The Prosecution has named as a criminal organisation the
Reich Cabinet (Die Reichsregierung) consisting of members of
the ordinary cabinet after 30th January, 1933, members of
the Council of Ministers for the Defense of the Reich and
members of the Secret Cabinet Council. The Tribunal is of

                                                   [Page 81]
opinion that no declaration of criminality should be made
with respect to the Reich Cabinet for two reasons: (1)
because it is not shown that after 1937 it ever really acted
as a group or organisation; (2) because the group of persons
here charged is so small that members could be conveniently
tried in proper cases without resort to a declaration that
the Cabinet of which they were members was criminal.

As to the first reason for our decision, it is to be
observed that from the time that it can be said that a
conspiracy to make aggressive war existed the Reich Cabinet
did not constitute a governing body, but was merely an
aggregation of administrative officers subject to the
absolute control of Hitler. Not a single meeting of the
Reich Cabinet was held after 1937, but laws were promulgated
in the name of one or more of the cabinet members. The
Secret Cabinet Council never met at all. A number of the
cabinet members were undoubtedly involved in the conspiracy
to make aggressive war; but they were involved as
individuals and there is no evidence that the Cabinet as a
group or organisation took any part in these crimes. It will
be remembered that when Hitler disclosed his aims of
criminal aggression at the Hoszbach Conference, the
disclosure was not made before the Cabinet and that the
Cabinet was not consulted with regard to it, but, on the
contrary, that it was made secretly to a small group upon
whom Hitler would necessarily rely in carrying on the war.
Likewise no cabinet order authorised the invasion of Poland.
On the contrary, the Defendant Schacht testifies that he
sought to stop the invasion by a plea to the Commander-in-
Chief of the Army that Hitler's order was in violation of
the Constitution because not authorised by the Cabinet.

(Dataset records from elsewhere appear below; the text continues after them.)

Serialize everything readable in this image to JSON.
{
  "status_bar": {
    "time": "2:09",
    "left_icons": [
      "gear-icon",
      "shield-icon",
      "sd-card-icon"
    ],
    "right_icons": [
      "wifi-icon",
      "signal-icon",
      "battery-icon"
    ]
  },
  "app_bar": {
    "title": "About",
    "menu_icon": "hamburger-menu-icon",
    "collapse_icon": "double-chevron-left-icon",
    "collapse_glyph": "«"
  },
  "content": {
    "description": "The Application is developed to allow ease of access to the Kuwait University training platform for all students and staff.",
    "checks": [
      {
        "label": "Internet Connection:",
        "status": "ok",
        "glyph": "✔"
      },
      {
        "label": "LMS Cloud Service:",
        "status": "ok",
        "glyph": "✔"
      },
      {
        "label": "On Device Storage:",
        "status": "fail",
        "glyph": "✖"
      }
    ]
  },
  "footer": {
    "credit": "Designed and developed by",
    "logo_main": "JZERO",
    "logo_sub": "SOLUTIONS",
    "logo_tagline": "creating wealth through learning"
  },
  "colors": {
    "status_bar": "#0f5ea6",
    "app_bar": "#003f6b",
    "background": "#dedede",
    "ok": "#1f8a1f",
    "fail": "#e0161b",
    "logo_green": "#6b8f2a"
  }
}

It does appear, however, that various laws authorising acts
which were criminal under the Charter were circulated among
the members of the Reich Cabinet and issued under its
authority signed by the members whose departments were
concerned. This does not, however, prove that the Reich
Cabinet, after 1937, ever really acted as an organisation.

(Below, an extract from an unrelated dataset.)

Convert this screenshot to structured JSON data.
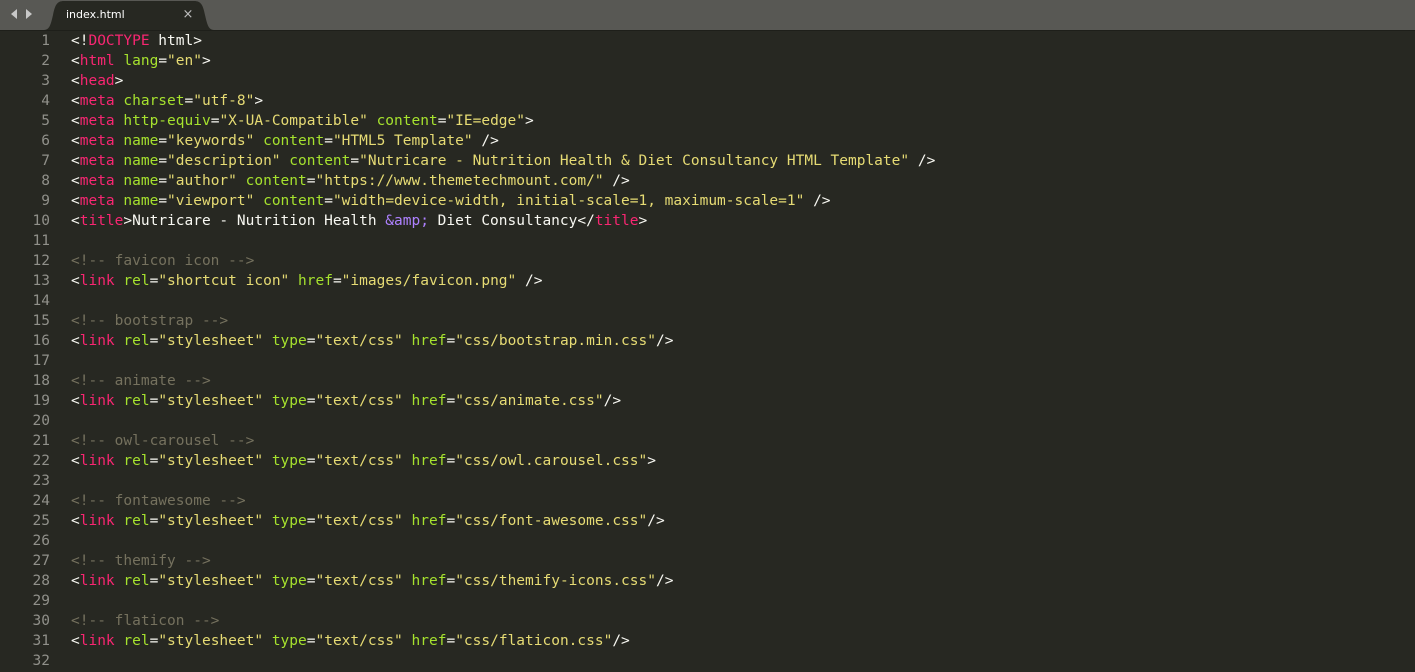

As to the second reason, it is clear that those members of
the Reich Cabinet who have been guilty of crimes should be
brought to trial; and a number of them are now on trial
before the Tribunal. It is estimated that there are 48
members of the group, that eight of these are dead and 17
are now on trial, leaving only 23 at the most, as to whom
the declaration could have any importance. Any others who
are guilty should also be brought to trial; but nothing
would be accomplished to expedite or facilitate their trials
by declaring the Reich Cabinet to be a criminal
organisation. Where an organisation with a large membership
is used for such purposes a declaration obviates the
necessity of inquiring as to its criminal character in the
later trial of members who are accused of participating
through membership in its criminal purposes and thus saves
much time and trouble. There is no such advantage in the
case of a small group like the Reich Cabinet.